Cold-pressed minke whale oil reduces circulating LDL/VLDL-cholesterol, lipid oxidation and atherogenesis in apolipoprotein E-deficient mice fed a Western-type diet for 13 weeks

Mari Johannessen Walquist; Svein Kristian Stormo; Bjarne Østerud; Edel O Elvevoll; Karl-Erik Eilertsen

doi:10.1186/s12986-018-0269-8

Cold-pressed minke whale oil reduces circulating LDL/VLDL-cholesterol, lipid oxidation and atherogenesis in apolipoprotein E-deficient mice fed a Western-type diet for 13 weeks

Nutr Metab (Lond). 2018 May 4:15:35. doi: 10.1186/s12986-018-0269-8. eCollection 2018.

Authors

Mari Johannessen Walquist¹, Svein Kristian Stormo², Bjarne Østerud³, Edel O Elvevoll¹, Karl-Erik Eilertsen¹

Affiliations

¹ 1Norwegian College of Fishery Science, Faculty of Biosciences, Fisheries and Economics, UiT - The Arctic University of Norway, 9037 Tromsø, Norway.
² 2Nofima, Muninbakken 9-13, pb 6122, 9291 Tromsø, Norway.
³ 3Faculty of Health Science, IMB, K.G Jebsen TREC, UiT - The Arctic University of Norway, 9037 Tromsø, Norway.

Abstract

Background: Long-chain n3-polyunsaturated fatty acids (LC n3-PUFA) are well known for their anti-inflammatory activity and their impact on cardiovascular disease. Cold-pressed whale oil (CWO) has half the amount of LC n3-PUFA compared to cod liver oil (CLO). Still, there has been observed more pronounced beneficial effects on cardiovascular disease markers from intake of CWO compared to intake of CLO in human intervention studies. Extracts from CWO deprived of fatty acids have also been shown to display antioxidative and anti-inflammatory effects in vitro. The aim of this study was to investigate whether intake of a high-fat Western-type diet (WD) supplemented with CWO would prevent the development of atherosclerotic lesions in apolipoprotein E-deficient (ApoE^-/-) mice.

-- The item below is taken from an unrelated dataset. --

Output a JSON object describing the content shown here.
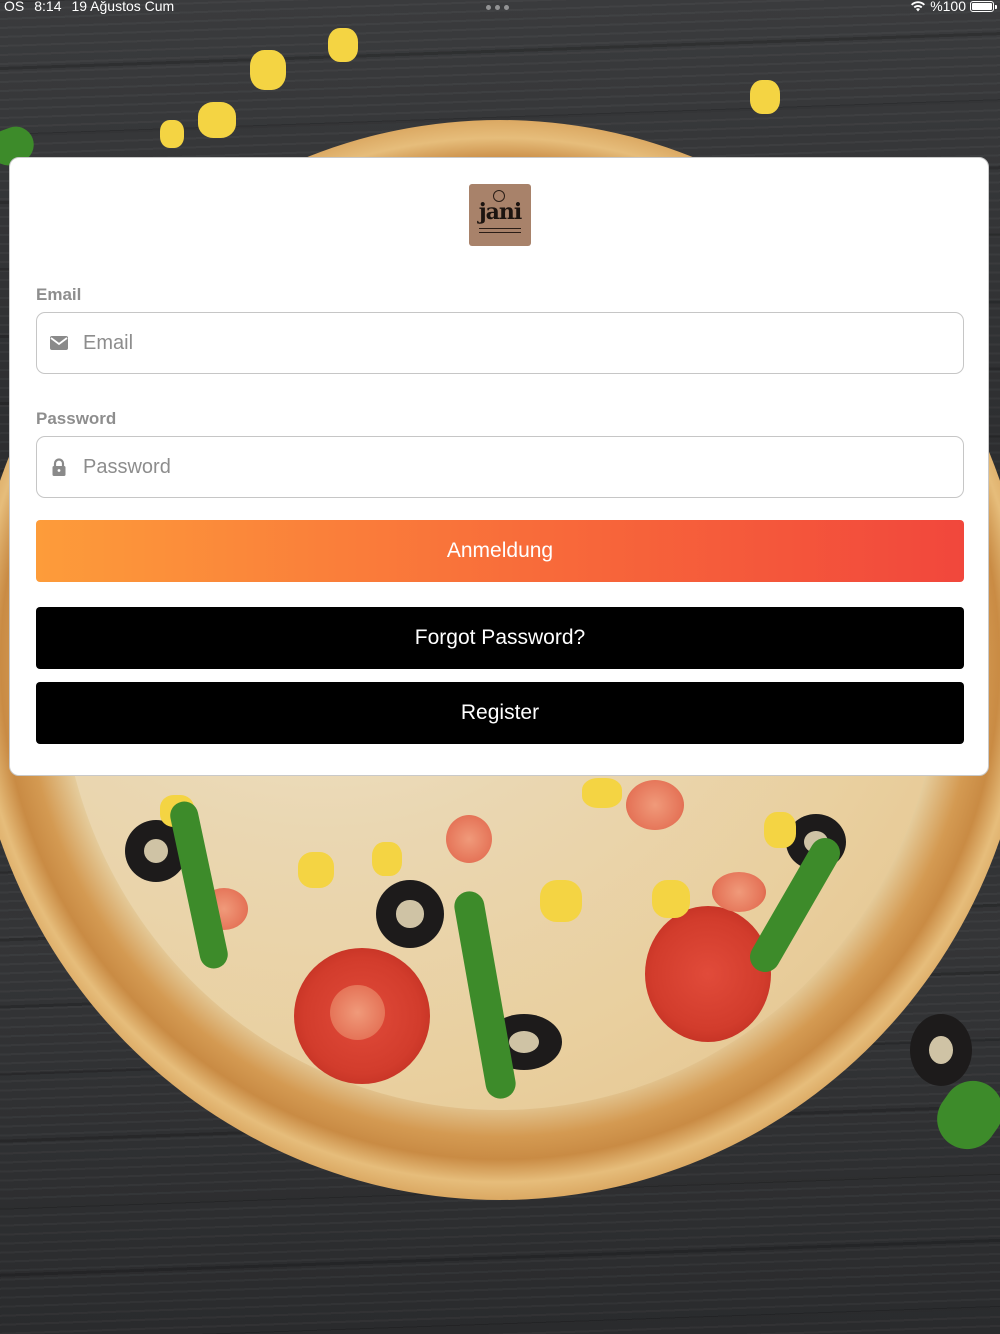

Methods: Seventy female ApoE^-/- mice were fed a WD containing 1% CWO, CLO or corn oil (CO). Atherosclerotic lesion formation, body and tissue weights, hepatic gene expression together with serum levels of LDL/VLDL-cholesterol, ox-LDL, total antioxidant status and various serum cardiovascular disease/proinflammatory markers were evaluated. Statistical analyses were performed using SPSS, and Shapiro-Wilk's test was performed to determine the distribution of the variables. Statistical difference was assessed using One-Way ANOVA with Tukeys' post hoc test or Kruskal-Wallis test. The hepatic relative gene expression was analysed with REST 2009 (V2.0.13).

Results: Mice fed CWO had less atherosclerotic lesions in the aortic arch compared to mice fed CO. Levels of LDL/VLDL-cholesterol and ox-LDL-cholesterol were also markedly reduced whereas total antioxidant levels were enhanced in mice fed CWO compared to CO-fed mice. In addition, CWO-fed mice gained less weight and several hepatic genes involved in the cholesterol metabolism were up-regulated compared to CO-fed mice.

Conclusion: In the present study mice fed a WD supplemented with 1% CWO had reduced formation of atherosclerotic lesions in the aortic arch, reduced serum LDL/VLDL-cholesterol and ox-LDL-cholesterol, increased serum total antioxidant status and reduced body weight compared to mice fed a WD supplemented with 1% CO.

Keywords: Atherosclerosis; Balaenoptera acutorostrata; Blubber; Gene expression; LDL-cholesterol; Lesions; Plaque; VLDL-cholesterol; Whale oil.